- Corner Corner
- Coordinates: 33°48′01″N 86°56′32″W﻿ / ﻿33.80028°N 86.94222°W
- Country: United States
- State: Alabama
- County: Jefferson
- Elevation: 722 ft (220 m)
- Time zone: UTC-6 (Central (CST))
- • Summer (DST): UTC-5 (CDT)
- Area codes: 205, 659
- GNIS feature ID: 116654

= Corner, Alabama =

Corner is an unincorporated community in Jefferson County, Alabama, United States.

==Geography==
Corner is located in Jefferson County at the intersection of Jefferson County, Walker County, and Blount County, hence the name. The community is about 6 miles west of Warrior. Much of it lies upon York Mountain, and as far away as Birmingham may be seen on clear days. Residents of Corner carry either Dora (648) or Warrior (647, 590) telephone prefixes and Dora, Warrior, or Empire ZIP codes. Territory is often defined by school zone, and the exact boundary is unclear between Corner and neighboring communities such as Bagley. Corner High School, with an enrollment of about 1,000 in grades K-12, is the area's focal point.

==Schools==
Corner Middle School is located at the intersection of Bagley (Mayfield) Road and Corner School Road. Corner High School, previously located at the same site as the middle school, moved in 2010 to a new facility three miles (5 km) to the west on Warrior-Jasper Road.
The school competes in Class 4A of the Alabama High School Athletic Association. The mascot is the yellow jacket. Their rivals are the Dora Bulldogs and the Hayden Wildcats.

Coach Trent Campbell is the head football coach at Corner. It has an award-winning marching band, led by director Adam Murphy and assistant director Debra Saunders. The band participated in the BOA Grand Nationals Championships during November 11–14, 2009 in Indianapolis, Indiana (led by Rick Coggin). It is also home to a notable theatre troupe. Corner High School has Track & Field, Tennis, Volleyball, Golf, Bowling, Cross Country, Basketball, Baseball, Softball and last but certainly not least a Football Team. Corner High School has had a lot of success in its athletic programs throughout the years.

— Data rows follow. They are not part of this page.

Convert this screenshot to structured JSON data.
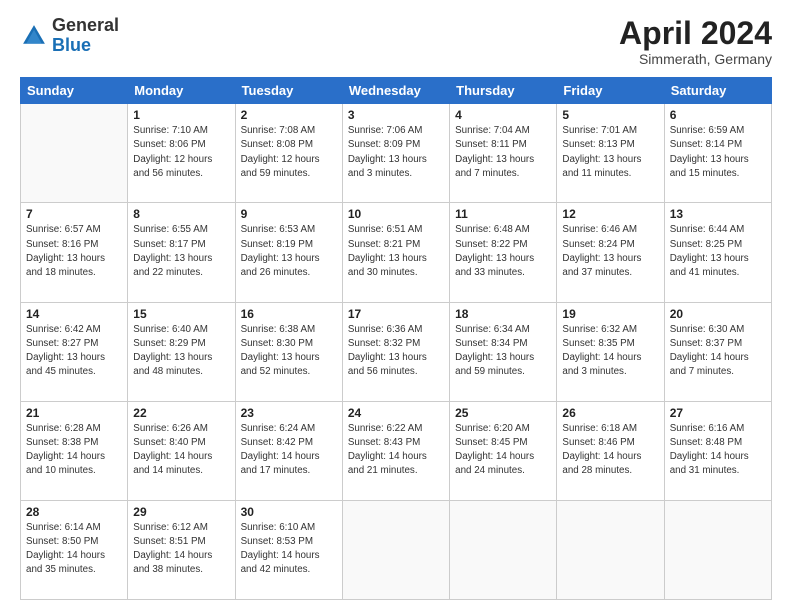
{
  "header": {
    "logo_general": "General",
    "logo_blue": "Blue",
    "month": "April 2024",
    "location": "Simmerath, Germany"
  },
  "weekdays": [
    "Sunday",
    "Monday",
    "Tuesday",
    "Wednesday",
    "Thursday",
    "Friday",
    "Saturday"
  ],
  "weeks": [
    [
      {
        "day": "",
        "info": ""
      },
      {
        "day": "1",
        "info": "Sunrise: 7:10 AM\nSunset: 8:06 PM\nDaylight: 12 hours\nand 56 minutes."
      },
      {
        "day": "2",
        "info": "Sunrise: 7:08 AM\nSunset: 8:08 PM\nDaylight: 12 hours\nand 59 minutes."
      },
      {
        "day": "3",
        "info": "Sunrise: 7:06 AM\nSunset: 8:09 PM\nDaylight: 13 hours\nand 3 minutes."
      },
      {
        "day": "4",
        "info": "Sunrise: 7:04 AM\nSunset: 8:11 PM\nDaylight: 13 hours\nand 7 minutes."
      },
      {
        "day": "5",
        "info": "Sunrise: 7:01 AM\nSunset: 8:13 PM\nDaylight: 13 hours\nand 11 minutes."
      },
      {
        "day": "6",
        "info": "Sunrise: 6:59 AM\nSunset: 8:14 PM\nDaylight: 13 hours\nand 15 minutes."
      }
    ],
    [
      {
        "day": "7",
        "info": "Sunrise: 6:57 AM\nSunset: 8:16 PM\nDaylight: 13 hours\nand 18 minutes."
      },
      {
        "day": "8",
        "info": "Sunrise: 6:55 AM\nSunset: 8:17 PM\nDaylight: 13 hours\nand 22 minutes."
      },
      {
        "day": "9",
        "info": "Sunrise: 6:53 AM\nSunset: 8:19 PM\nDaylight: 13 hours\nand 26 minutes."
      },
      {
        "day": "10",
        "info": "Sunrise: 6:51 AM\nSunset: 8:21 PM\nDaylight: 13 hours\nand 30 minutes."
      },
      {
        "day": "11",
        "info": "Sunrise: 6:48 AM\nSunset: 8:22 PM\nDaylight: 13 hours\nand 33 minutes."
      },
      {
        "day": "12",
        "info": "Sunrise: 6:46 AM\nSunset: 8:24 PM\nDaylight: 13 hours\nand 37 minutes."
      },
      {
        "day": "13",
        "info": "Sunrise: 6:44 AM\nSunset: 8:25 PM\nDaylight: 13 hours\nand 41 minutes."
      }
    ],
    [
      {
        "day": "14",
        "info": "Sunrise: 6:42 AM\nSunset: 8:27 PM\nDaylight: 13 hours\nand 45 minutes."
      },
      {
        "day": "15",
        "info": "Sunrise: 6:40 AM\nSunset: 8:29 PM\nDaylight: 13 hours\nand 48 minutes."
      },
      {
        "day": "16",
        "info": "Sunrise: 6:38 AM\nSunset: 8:30 PM\nDaylight: 13 hours\nand 52 minutes."
      },
      {
        "day": "17",
        "info": "Sunrise: 6:36 AM\nSunset: 8:32 PM\nDaylight: 13 hours\nand 56 minutes."
      },
      {
        "day": "18",
        "info": "Sunrise: 6:34 AM\nSunset: 8:34 PM\nDaylight: 13 hours\nand 59 minutes."
      },
      {
        "day": "19",
        "info": "Sunrise: 6:32 AM\nSunset: 8:35 PM\nDaylight: 14 hours\nand 3 minutes."
      },
      {
        "day": "20",
        "info": "Sunrise: 6:30 AM\nSunset: 8:37 PM\nDaylight: 14 hours\nand 7 minutes."
      }
    ],
    [
      {
        "day": "21",
        "info": "Sunrise: 6:28 AM\nSunset: 8:38 PM\nDaylight: 14 hours\nand 10 minutes."
      },
      {
        "day": "22",
        "info": "Sunrise: 6:26 AM\nSunset: 8:40 PM\nDaylight: 14 hours\nand 14 minutes."
      },
      {
        "day": "23",
        "info": "Sunrise: 6:24 AM\nSunset: 8:42 PM\nDaylight: 14 hours\nand 17 minutes."
      },
      {
        "day": "24",
        "info": "Sunrise: 6:22 AM\nSunset: 8:43 PM\nDaylight: 14 hours\nand 21 minutes."
      },
      {
        "day": "25",
        "info": "Sunrise: 6:20 AM\nSunset: 8:45 PM\nDaylight: 14 hours\nand 24 minutes."
      },
      {
        "day": "26",
        "info": "Sunrise: 6:18 AM\nSunset: 8:46 PM\nDaylight: 14 hours\nand 28 minutes."
      },
      {
        "day": "27",
        "info": "Sunrise: 6:16 AM\nSunset: 8:48 PM\nDaylight: 14 hours\nand 31 minutes."
      }
    ],
    [
      {
        "day": "28",
        "info": "Sunrise: 6:14 AM\nSunset: 8:50 PM\nDaylight: 14 hours\nand 35 minutes."
      },
      {
        "day": "29",
        "info": "Sunrise: 6:12 AM\nSunset: 8:51 PM\nDaylight: 14 hours\nand 38 minutes."
      },
      {
        "day": "30",
        "info": "Sunrise: 6:10 AM\nSunset: 8:53 PM\nDaylight: 14 hours\nand 42 minutes."
      },
      {
        "day": "",
        "info": ""
      },
      {
        "day": "",
        "info": ""
      },
      {
        "day": "",
        "info": ""
      },
      {
        "day": "",
        "info": ""
      }
    ]
  ]
}
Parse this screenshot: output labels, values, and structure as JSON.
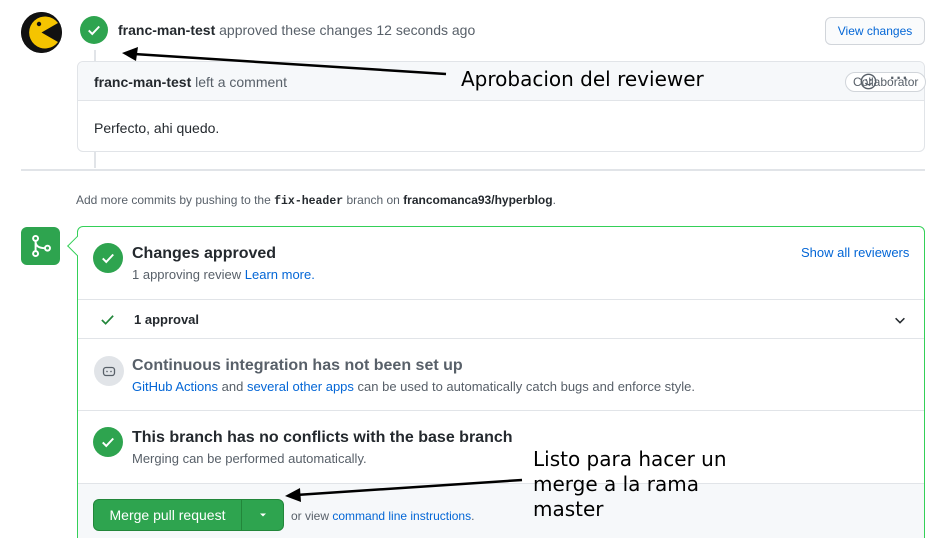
{
  "review": {
    "author": "franc-man-test",
    "action": "approved these changes",
    "time": "12 seconds ago",
    "view_changes_label": "View changes"
  },
  "comment": {
    "author": "franc-man-test",
    "action": "left a comment",
    "role_badge": "Collaborator",
    "body": "Perfecto, ahi quedo."
  },
  "push_hint": {
    "prefix": "Add more commits by pushing to the",
    "branch": "fix-header",
    "middle": "branch on",
    "repo": "francomanca93/hyperblog",
    "suffix": "."
  },
  "merge_box": {
    "approved_title": "Changes approved",
    "approved_sub": "1 approving review",
    "learn_more": "Learn more.",
    "show_all_reviewers": "Show all reviewers",
    "approval_count": "1 approval",
    "ci_title": "Continuous integration has not been set up",
    "ci_link1": "GitHub Actions",
    "ci_and": "and",
    "ci_link2": "several other apps",
    "ci_rest": "can be used to automatically catch bugs and enforce style.",
    "conflict_title": "This branch has no conflicts with the base branch",
    "conflict_sub": "Merging can be performed automatically.",
    "merge_button": "Merge pull request",
    "or_view": "or view",
    "cli_link": "command line instructions",
    "cli_suffix": "."
  },
  "annotations": {
    "reviewer": "Aprobacion del reviewer",
    "merge_line1": "Listo para hacer un",
    "merge_line2": "merge a la rama",
    "merge_line3": "master"
  },
  "colors": {
    "success_green": "#2ea44f",
    "link_blue": "#0366d6",
    "border_green": "#34d058"
  }
}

Most notably, Corner High School won the 2024 AHSAA 4A Baseball State Championship and secured the school's first state championship in 70 years, and the first in baseball. They ended the season with a 33-8 record, and numerous awards and accolades were attributed to the players and coaches. Some of these include multiple nominations to First-Team and Second-Team All State, 4A Coach of the Year, and 4A Pitcher of the Year.